I thought the freezes originally began after I installed several pieces of software (possibly including drivers) a year or two ago, but didn't have time to investigate or troubleshoot at the time. I can't remember which software it would have been or exactly when (and to be honest, that could be unrelated or a different set of BSOD's already solved). I did go through a while back and cull software / drivers, particularly anything that might have looked suspect or appeared in other, older BSOD's (e.g. stuff like cbfs5.sys).
I've applied the most recent BIOS updates, and the latest drivers that work properly for me. (Some of the hardware is old, and in rare cases I found the newest drivers cause other problems). Most Windows updates are installed (there might be some in the last couple months that haven't been applied yet - since it's a fairly critical workstation, I take a very controlled approach to updates, creating a full backup image beforehand and doing a set of regression tests after each update cycle.

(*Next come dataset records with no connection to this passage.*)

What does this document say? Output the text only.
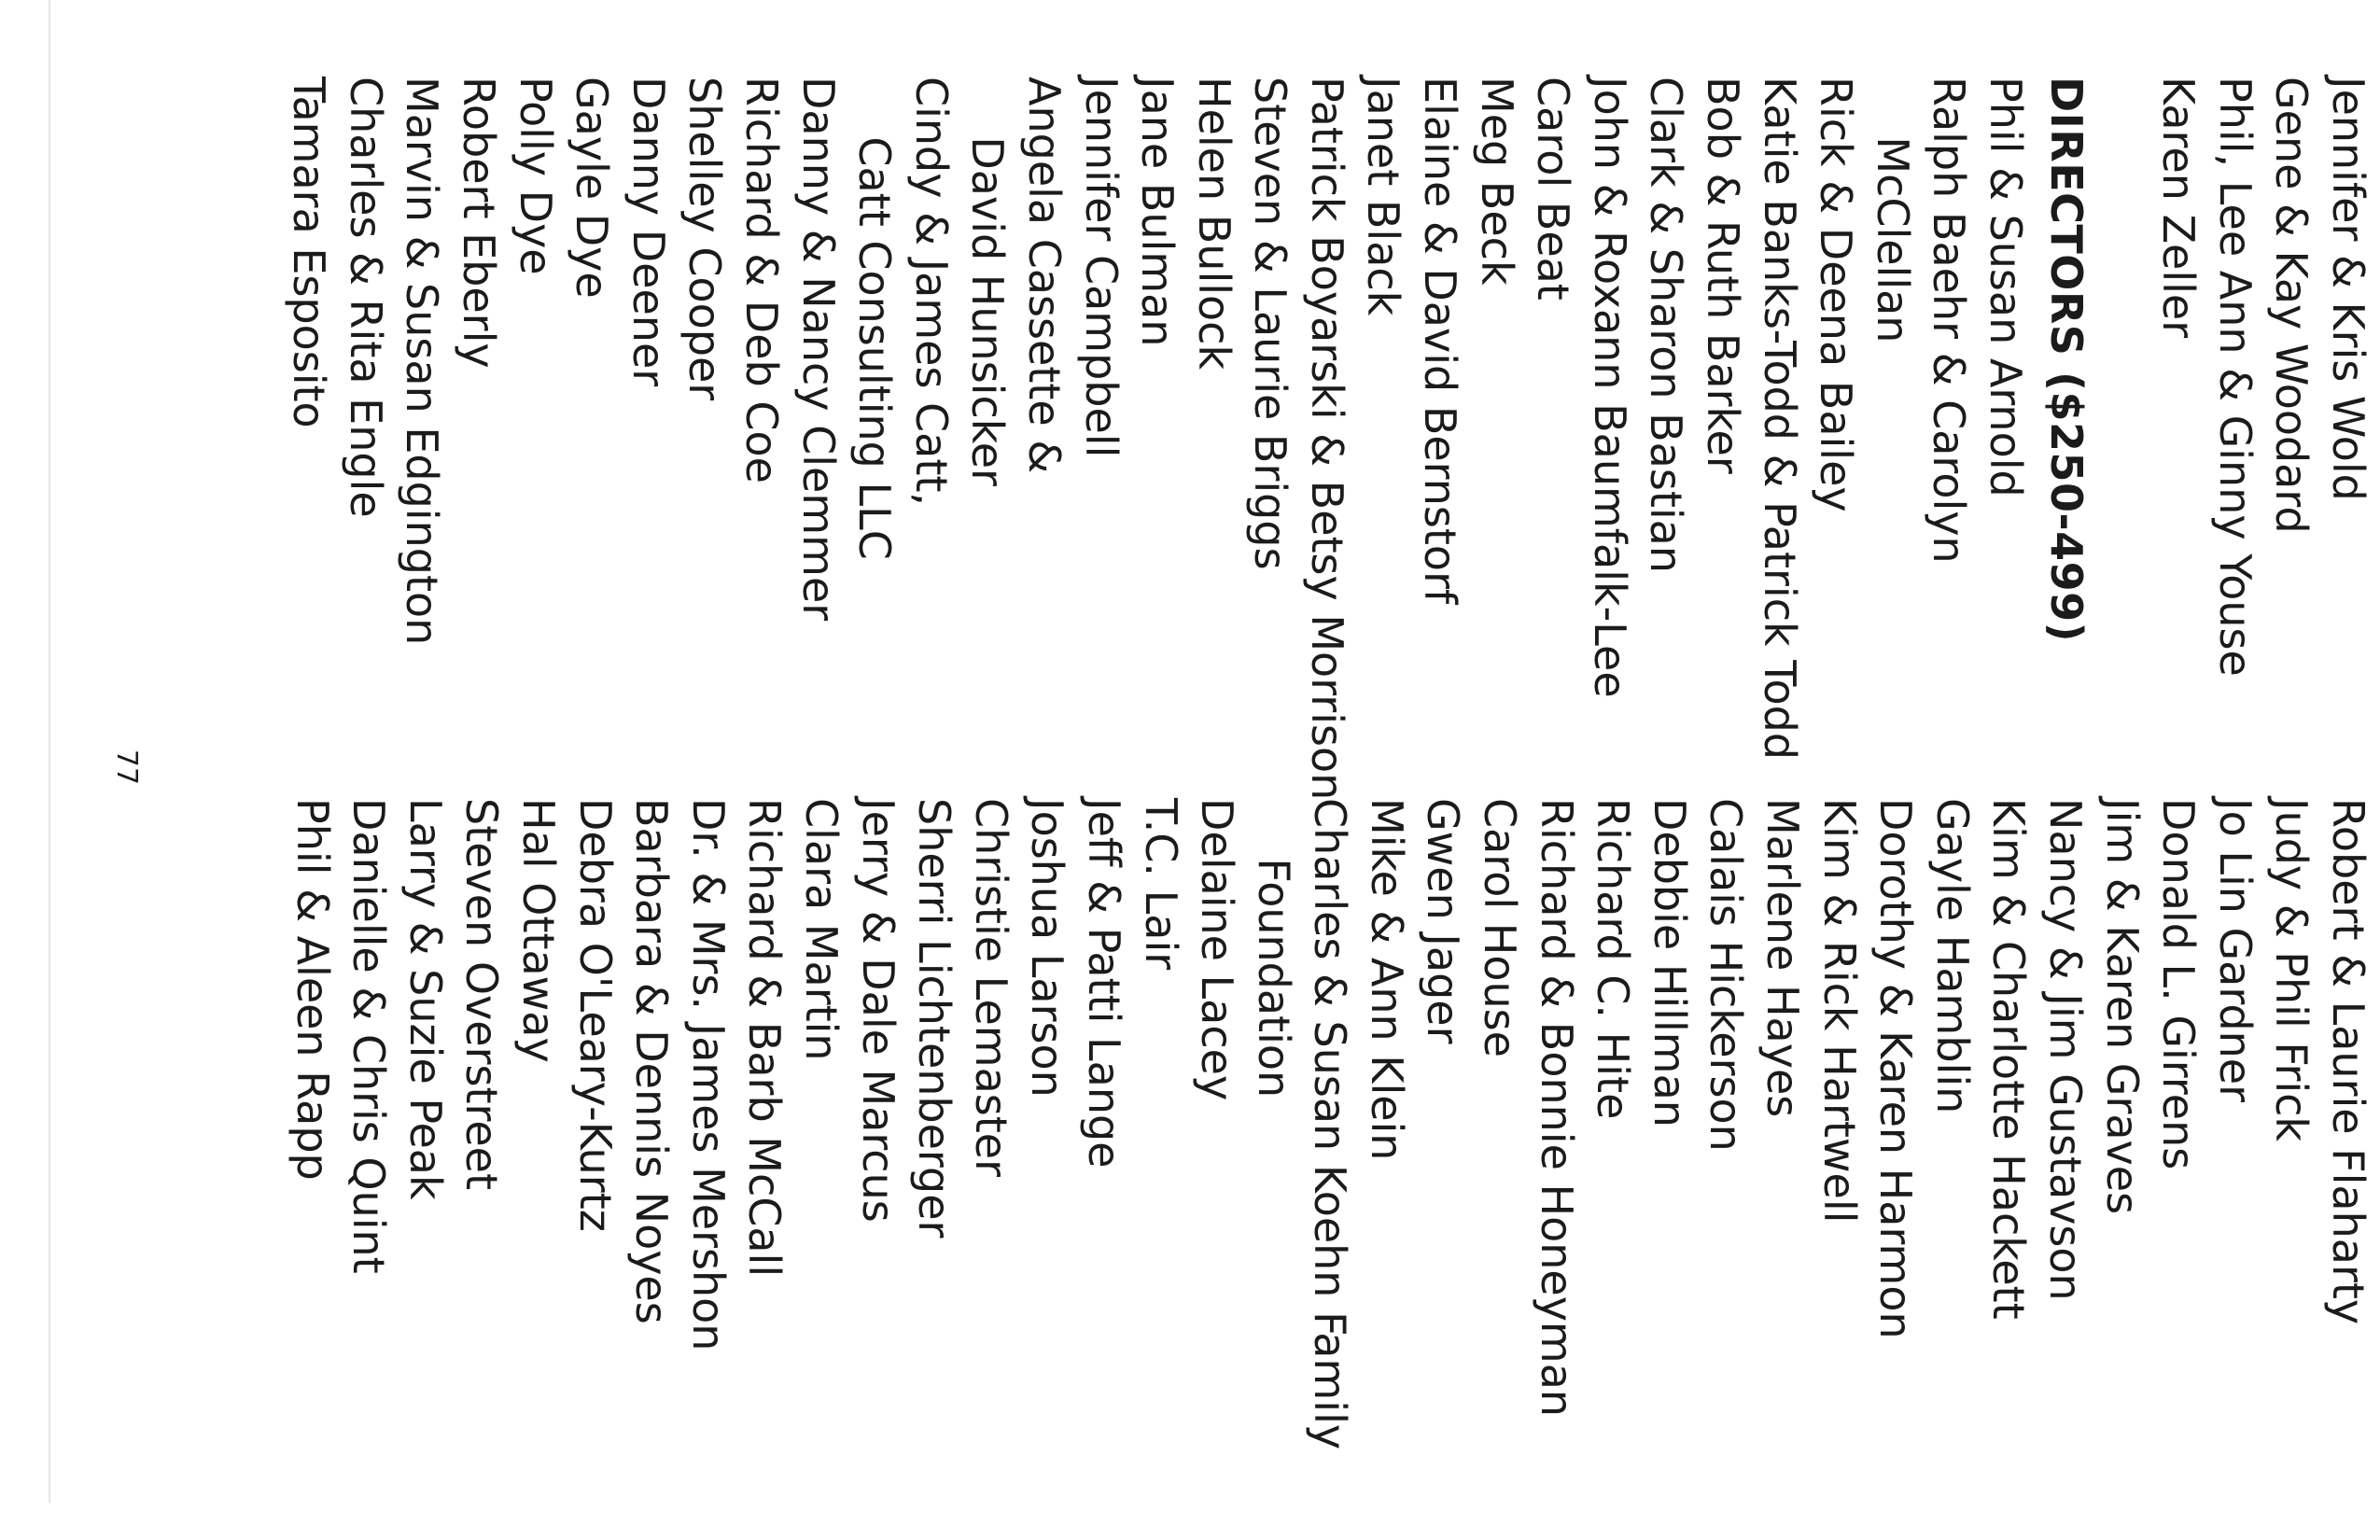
Jennifer & Kris Wold
Gene & Kay Woodard
Phil, Lee Ann & Ginny Youse
Karen Zeller
DIRECTORS ($250-499)
Phil & Susan Arnold
Ralph Baehr & Carolyn
McClellan
Rick & Deena Bailey
Katie Banks-Todd & Patrick Todd
Bob & Ruth Barker
Clark & Sharon Bastian
John & Roxann Baumfalk-Lee
Carol Beat
Meg Beck
Elaine & David Bernstorf
Janet Black
Patrick Boyarski & Betsy Morrison
Steven & Laurie Briggs
Helen Bullock
Jane Bulman
Jennifer Campbell
Angela Cassette &
David Hunsicker
Cindy & James Catt,
Catt Consulting LLC
Danny & Nancy Clemmer
Richard & Deb Coe
Shelley Cooper
Danny Deener
Gayle Dye
Polly Dye
Robert Eberly
Marvin & Susan Edgington
Charles & Rita Engle
Tamara Esposito
Robert & Laurie Flaharty
Judy & Phil Frick
Jo Lin Gardner
Donald L. Girrens
Jim & Karen Graves
Nancy & Jim Gustavson
Kim & Charlotte Hackett
Gayle Hamblin
Dorothy & Karen Harmon
Kim & Rick Hartwell
Marlene Hayes
Calais Hickerson
Debbie Hillman
Richard C. Hite
Richard & Bonnie Honeyman
Carol House
Gwen Jager
Mike & Ann Klein
Charles & Susan Koehn Family
Foundation
Delaine Lacey
T.C. Lair
Jeff & Patti Lange
Joshua Larson
Christie Lemaster
Sherri Lichtenberger
Jerry & Dale Marcus
Clara Martin
Richard & Barb McCall
Dr. & Mrs. James Mershon
Barbara & Dennis Noyes
Debra O'Leary-Kurtz
Hal Ottaway
Steven Overstreet
Larry & Suzie Peak
Danielle & Chris Quint
Phil & Aleen Rapp
77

As a result I'm slow to update, but generally this machine is more stable and predictable than others I maintain which are set to auto-update. That's one reason I'm putting off Win 10 for now).
Temperatures all seem reasonable.
My system is configured to write Kernel memory dumps, but for reasons unknown to me one isn't being written when this issue occurs (it occurred earlier today but my MEMORY.DMP at that path has a modified date of nearly a month ago).
The motherboard is an Asus P6T6 WS Revolution (X58 chipset) and the CPU is a 2.4GHz Hex Core Intel Xeon E5645. I have 48 GB of ECC RAM installed.
I don't have a ton of experiencing analyzing memory dumps, and would be grateful for any help/suggestions.
Solution 1:
The fault, as hinted at in the error record, comes from the processor’s Machine-Check Architecture.
Some background from MSDN’s Ntdebugging blog: Interpreting a WHEA error for a MCA fault.
You can find all the gory details of MCA in Chapter 15 of the Intel Software Developer’s Manual, Volume 3B.
The useful information in the dump is the last line of the error record, which is the value of the associated IA32_MCi_STATUS model-specific register. That is documented in section 15.3.2.2 of the Intel manual. Your value of 0xb200000000010005
breaks down as:
- Bit 63: Register valid
- Bit 61: Error uncorrected
- Bit 60: Error enabled
- Bit 57: Processor context corrupt
- Bits 31–16: Model-specific error code 1
(which does not appear to be publicly documented for your processor) - Bits 15–0: MCA error code 5
(which according to Table 15‑8 in section 15.9.1 means Internal parity error)
I don’t know whether all that suggests your CPU, or motherboard, or some other hardware might be faulty. It seems unlikely to be a software issue, though, because software should not be able to cause an internal hardware error like this.
You might like to try changing your dump settings from “Small memory dump” to “Kernel memory dump” and waiting for the fault to happen again; perhaps the extra information in the larger dump file will give you some additional clues to what’s going on at the time of the crash.